Yes. You are right. All is about computational and IO costs.
"In time" is really hard to manage. The key is the same and there is a
possibility to
replace the blocks with older block.

But this is a case with encryption as well. right?

"in space" - it is easier. As you said sector index might be used like
with encryption.
Please have a look to dm_int_calc_hmac(). It uses already offset in
calculations..

	err = crypto_shash_init(&desc.shash);
	if (!err)
		err = crypto_shash_update(&desc.shash, digest, size);
	if (!err)
		err = crypto_shash_finup(&desc.shash, (u8 *)&offset,
					  sizeof(offset), hmac);

Thanks,
Dmitry


> thanks!
> will
>
>> What are you going to do if you get failed checksum because of a crash?
>>
>>> > It could possibly be used with ext3 or ext4 with data=journal mode - in
>>> > this mode, the filesystem writes everything to journal and overwrites data
>>> > and metadata with copy from journal on reboot, so it wouldn't matter if a
>>> > block that was being written is unreadable after the reboot.
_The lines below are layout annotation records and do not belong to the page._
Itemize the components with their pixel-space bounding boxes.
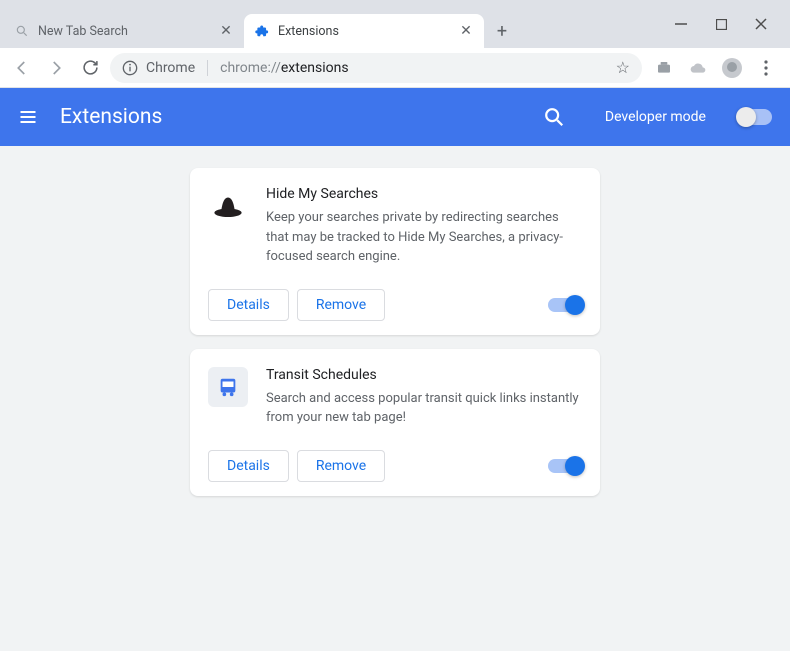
extension-action-cloud-icon[interactable] [688,58,708,78]
extension-description: Keep your searches private by redirectin… [266,208,582,267]
remove-button[interactable]: Remove [297,450,385,482]
info-icon [122,60,138,76]
window-controls [652,0,790,48]
tab-title: Extensions [278,24,450,39]
page-title: Extensions [60,105,162,129]
extension-name: Hide My Searches [266,186,582,202]
minimize-icon[interactable] [674,17,688,31]
extension-description: Search and access popular transit quick … [266,389,582,428]
titlebar: New Tab Search ✕ Extensions ✕ + [0,0,790,48]
extension-card: Hide My Searches Keep your searches priv… [190,168,600,335]
omnibox-chip: Chrome [146,60,195,76]
remove-button[interactable]: Remove [297,289,385,321]
omnibox[interactable]: Chrome chrome://extensions ☆ [110,53,642,83]
back-button[interactable] [8,54,36,82]
enable-toggle[interactable] [548,459,582,473]
profile-avatar[interactable] [722,58,742,78]
extensions-content: Hide My Searches Keep your searches priv… [0,146,790,651]
maximize-icon[interactable] [714,17,728,31]
bus-icon [208,367,248,407]
reload-button[interactable] [76,54,104,82]
hamburger-icon[interactable] [18,107,38,127]
search-icon[interactable] [543,106,565,128]
details-button[interactable]: Details [208,450,289,482]
enable-toggle[interactable] [548,298,582,312]
bookmark-star-icon[interactable]: ☆ [616,58,630,77]
extensions-header: Extensions Developer mode [0,88,790,146]
extension-name: Transit Schedules [266,367,582,383]
magnifier-icon [14,23,30,39]
developer-mode-label: Developer mode [605,109,706,125]
toolbar-icons [648,58,782,78]
extension-action-icon[interactable] [654,58,674,78]
toolbar: Chrome chrome://extensions ☆ [0,48,790,88]
close-window-icon[interactable] [754,17,768,31]
menu-button[interactable] [756,58,776,78]
puzzle-icon [254,23,270,39]
details-button[interactable]: Details [208,289,289,321]
developer-mode-toggle[interactable] [738,109,772,125]
new-tab-button[interactable]: + [488,17,516,45]
omnibox-divider [207,60,208,76]
close-icon[interactable]: ✕ [218,23,234,39]
hat-icon [208,186,248,226]
tab-title: New Tab Search [38,24,210,39]
tab-active[interactable]: Extensions ✕ [244,14,484,48]
close-icon[interactable]: ✕ [458,23,474,39]
omnibox-url: chrome://extensions [220,60,348,76]
tab-inactive[interactable]: New Tab Search ✕ [4,14,244,48]
forward-button[interactable] [42,54,70,82]
extension-card: Transit Schedules Search and access popu… [190,349,600,496]
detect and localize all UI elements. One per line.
But even with
>>> > data=journal there are still some corner cases where metadata are
>>> > overwritten without journaling (for example fsck or tune2fs utilities) -
>>> > and if a crash happens, it could make metadata unreadable.
>>> >
>>>
>>> In normal environment, if fsck crashes, it might corrupt file system
>>> in the same way.
>>> zero-on-mismatch makes block device still accessible/fixable for fsck.
>>
>> The problem is that it apmplifies filesystem damage. For example, suppose
>> that fsck is modifying an inode. You get a crash and on next reboot not
>> just one inode, but the whole block of inodes is unreadable (or replaced
>> with zeros). Fsck "fixes" it, but the user loses more files.
>>
>>
>> I am thinking about possibly rewriting it so that it has two hashes per
>> sector so that if either old or new data is read, at least one hash
>> matches and it won't result in data corruption.